Person(s) responsible: Residential Director and Primary Counselor(s)



Timeframe for completion: within 30 days from to day's date.




711.53(c)(2)  LICENSURE Consent to Release Information - Informed/Vol

711.53. Client records. (c) Confidentiality. (2) The project shall obtain an informed and voluntary consent from the client for the disclosure of information contained in the client record. The consent shall be in writing and include, but not be limited to:
Observations
Based on a review of eight client records, the facility failed to include within the informed and voluntary consent forms the right for clients to verbally revoke the consent.



Findings:



Eight client records were reviewed on December 9, 2008. Informed and voluntary consent forms were required in four client records. The "Consent for Release of Information" form only indicated the client could revoke the consent in writing in four of four client records, #1, 2, 3 and 4.
 
Plan of Correction
All old consent forms have been confiscated from all staff and replaced with the revised consent forms which include "to verbally revoke" the consent. The revised consent forms have been placed in each staff's mailbox and the form book. Also, any old consent forms, in the charts, have been removed and the revised consents signed by the clients.



Person(s)responsible: Residential Director, Primary Counselor, and the Aministrative Assistant



Timeframe for completion: within 30 days

711.58(a)(2)  LICENSURE Drug Storage Area

711.58. Medication control. When the drug and alcohol project is not physically located within the parent health care facility, it shall have a written policy regarding medications used by clients, which shall include, but not be limited to: (2) Drug storage areas.
Observations
Based on the review of administrative documents and physical plant inspection on December 8, 2008, the facility failed to store the client's methadone under triple lock as per policy.



Findings:



Administrative documents were reviewed on December 8, 2008. The manual required that methadone be stored under triple lock. The physical plant inspection was conducted at 2:00 pm on December 8, 2008. The methadone in individual dose bottles was stored in the nurse's office in a single-locked container.
 
Plan of Correction
A secure lock has been placed on the medicine cabinet. The methadone locked storage box will be locked within the medicine cabinet. The keys are secured with the nurse, Residential Director, and designated staff. This will ensure a triple lock system.

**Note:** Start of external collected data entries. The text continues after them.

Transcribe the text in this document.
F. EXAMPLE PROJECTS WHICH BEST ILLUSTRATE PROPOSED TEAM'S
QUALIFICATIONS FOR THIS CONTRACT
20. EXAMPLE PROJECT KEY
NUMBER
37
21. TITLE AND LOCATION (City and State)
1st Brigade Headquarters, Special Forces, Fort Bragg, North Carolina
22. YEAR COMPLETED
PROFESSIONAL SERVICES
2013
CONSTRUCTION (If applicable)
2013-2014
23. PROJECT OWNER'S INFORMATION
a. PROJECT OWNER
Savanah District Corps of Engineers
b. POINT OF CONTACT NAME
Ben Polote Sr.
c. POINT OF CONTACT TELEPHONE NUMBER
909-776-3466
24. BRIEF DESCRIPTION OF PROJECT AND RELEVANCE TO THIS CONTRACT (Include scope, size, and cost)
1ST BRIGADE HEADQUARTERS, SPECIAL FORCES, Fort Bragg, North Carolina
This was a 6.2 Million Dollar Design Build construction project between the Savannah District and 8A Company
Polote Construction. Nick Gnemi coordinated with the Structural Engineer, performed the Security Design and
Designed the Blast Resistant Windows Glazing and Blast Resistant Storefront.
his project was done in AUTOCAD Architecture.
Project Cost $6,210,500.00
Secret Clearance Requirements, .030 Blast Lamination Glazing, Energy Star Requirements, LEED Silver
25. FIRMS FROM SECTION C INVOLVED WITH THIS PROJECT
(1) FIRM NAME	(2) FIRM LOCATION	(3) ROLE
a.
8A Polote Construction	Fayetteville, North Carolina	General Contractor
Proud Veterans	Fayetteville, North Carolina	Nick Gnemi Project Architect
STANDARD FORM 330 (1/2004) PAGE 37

Person (s) repsonsible: Nurse and Residential Director



Timeframe for compeltion: Immediate

711.58(a)(6)  LICENSURE Inventories

711.58. Medication control. When the drug and alcohol project is not physically located within the parent health care facility, it shall have a written policy regarding medications used by clients, which shall include, but not be limited to: (6) Inventories.
Observations
Based on a review of administrative documents and the physical plant inspection on December 8, 2008, the facility failed to document an inventory of medications.



Findings:



The administrative documents were reviewed on December 8, 2008. The manual stated that the residential director or his/her designee will conduct inventory once a month which will be documented on a Drug Inventory Form. The physical plant inspection was conducted at 2:00 pm on December 8, 2008. The facility failed to provide any documentation of an inventory.
 
Plan of Correction
The Nurse will be responsible to complete the monthly inventory sheet, copy it for the Residential Director; and, secure a copy in the medication room.

The Residential Director will monitor the monthly Drug Inventory Form on the document due flowsheet. The nurse will be notified if the document is missing and will complete the document immediately. The Residential Director will retain all copies in the Drug Inventory chart.